Você pode ter a opinião que quiser sobre Dilma Rousseff -- e nós sabemos qual é o julgamento da maioria dos brasileiros sobre ela. Mas está na cara que seu afastamento do governo rompeu o último elo vivo entre a presidência da República e o eleitorado. Os poderes estão soltos no ar, ao alcance de quem chegar primeiro. Não só porque o impeachment jamais conseguiu formar um consenso político, indispensável a decisão mais traumática de uma República.
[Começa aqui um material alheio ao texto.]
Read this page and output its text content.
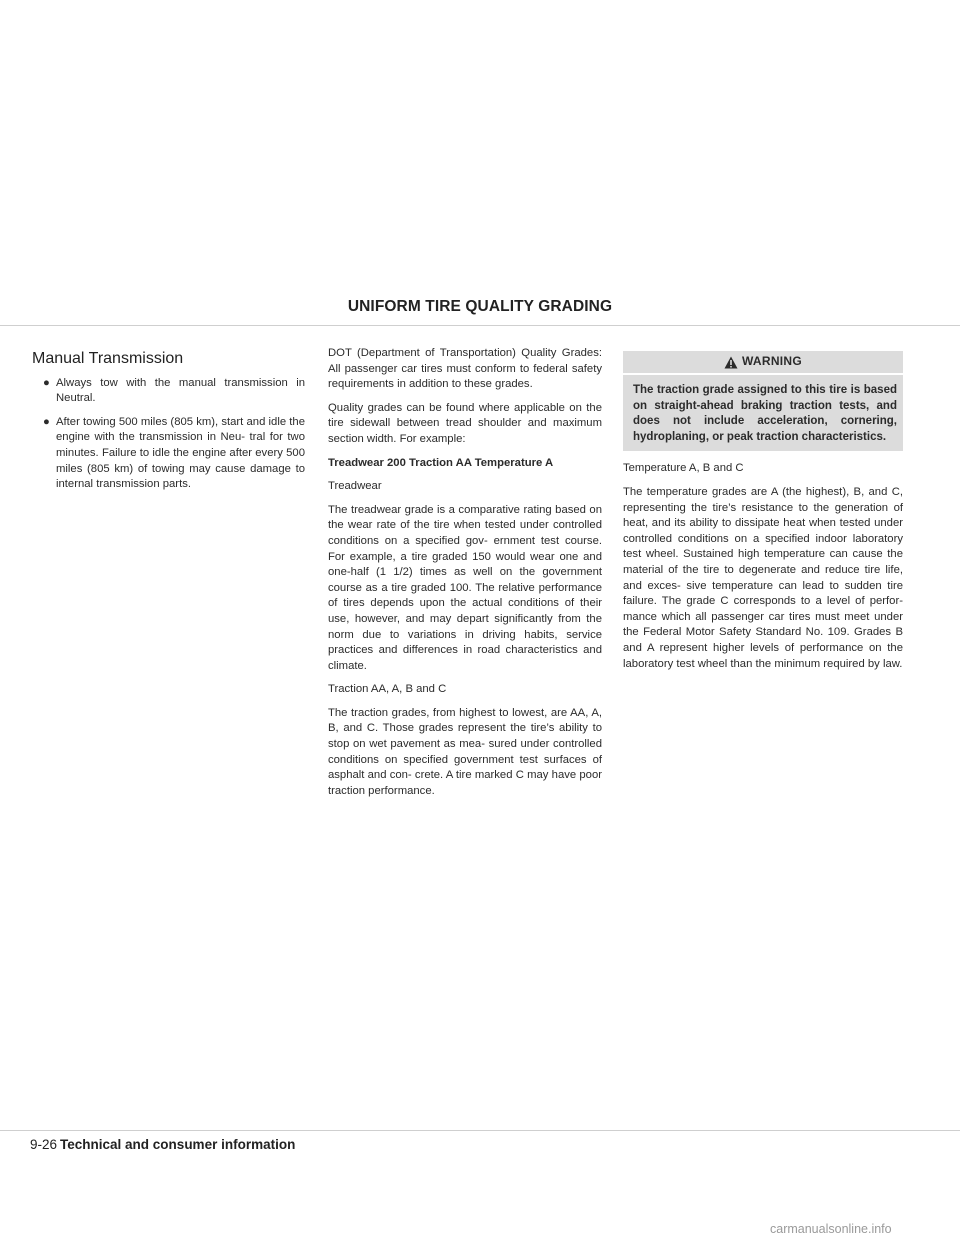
UNIFORM TIRE QUALITY GRADING
Manual Transmission
● Always tow with the manual transmission in Neutral.
● After towing 500 miles (805 km), start and idle the engine with the transmission in Neu- tral for two minutes. Failure to idle the engine after every 500 miles (805 km) of towing may cause damage to internal transmission parts.

DOT (Department of Transportation) Quality Grades: All passenger car tires must conform to federal safety requirements in addition to these grades.

Quality grades can be found where applicable on the tire sidewall between tread shoulder and maximum section width. For example:

Treadwear 200 Traction AA Temperature A

Treadwear

The treadwear grade is a comparative rating based on the wear rate of the tire when tested under controlled conditions on a specified gov- ernment test course. For example, a tire graded 150 would wear one and one-half (1 1/2) times as well on the government course as a tire graded 100. The relative performance of tires depends upon the actual conditions of their use, however, and may depart significantly from the norm due to variations in driving habits, service practices and differences in road characteristics and climate.

Traction AA, A, B and C

The traction grades, from highest to lowest, are AA, A, B, and C. Those grades represent the tire’s ability to stop on wet pavement as mea- sured under controlled conditions on specified government test surfaces of asphalt and con- crete. A tire marked C may have poor traction performance.

WARNING
The traction grade assigned to this tire is based on straight-ahead braking traction tests, and does not include acceleration, cornering, hydroplaning, or peak traction characteristics.

Temperature A, B and C

The temperature grades are A (the highest), B, and C, representing the tire’s resistance to the generation of heat, and its ability to dissipate heat when tested under controlled conditions on a specified indoor laboratory test wheel. Sustained high temperature can cause the material of the tire to degenerate and reduce tire life, and exces- sive temperature can lead to sudden tire failure. The grade C corresponds to a level of perfor- mance which all passenger car tires must meet under the Federal Motor Safety Standard No. 109. Grades B and A represent higher levels of performance on the laboratory test wheel than the minimum required by law.

9-26 Technical and consumer information
carmanualsonline.info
Mas porque o sucessor é uma nulidade do ponto de vista da população. Acusado pelos mesmas denúncias usadas para justificar o afastamento da presidente, apoiado pelos conhecidos farrapos morais de Brasília, a começar por Eduardo Cunha, jamais se ocupou de construir uma relação política com os brasileiros. Ignorou a noção elementar de que ninguém herda o governo de um país de mais de 200 milhões de habitantes como se estivesse recebendo a fazenda de um avô, um direito adquirido, a ser exercido sem atropelo no curso de uma série de trâmites burocráticos. Chega a ser sintomático -- mas preocupante -- que o país volte a preocupar-se com as ideias de generais ocupados com a lei e a ordem, dedicados, assumidamente, à vigilância de movimentos sociais legítimos. Num mesmo movimento, assume-se aquilo que nunca se fez no país, salvo durante a ditadura: a distribuição de verbas de publicidade a partir de critérios abertamente políticos, com a finalidade óbvia de silenciar vozes que ampliam o grau de liberdades públicas ao oferecer espaço a quem sempre excluído do pensamento único.
Seria absurdo imaginar que a crise de representatividade do Estado brasileiro -- é disso que estamos falando no fim das contas -- teve início com Temer. A longa impopularidade de Dilma, marca do segundo mandato, produzida pelo espírito golpista de uma oposição inconformada com o resultado das urnas, mas também alimentada por erros importantes do governo, é um dado essencial. Dilma foi, literalmente, abandonada pela maioria de seus eleitores.
A recuperação demonstrada depois do afastamento, no entanto, aponta um caminho possível. Mesmo fora do governo, ela carrega a legitimidade dos votos de 2014. Isso lhe dá o direito de retornar ao governo e assumir a responsabilidade de iniciar um debate amplo sobre a reconstrução da democracia, num país que necessita, essencialmente, voltar ao básico: o Judiciário julga; o Congresso legisla; o governo executa.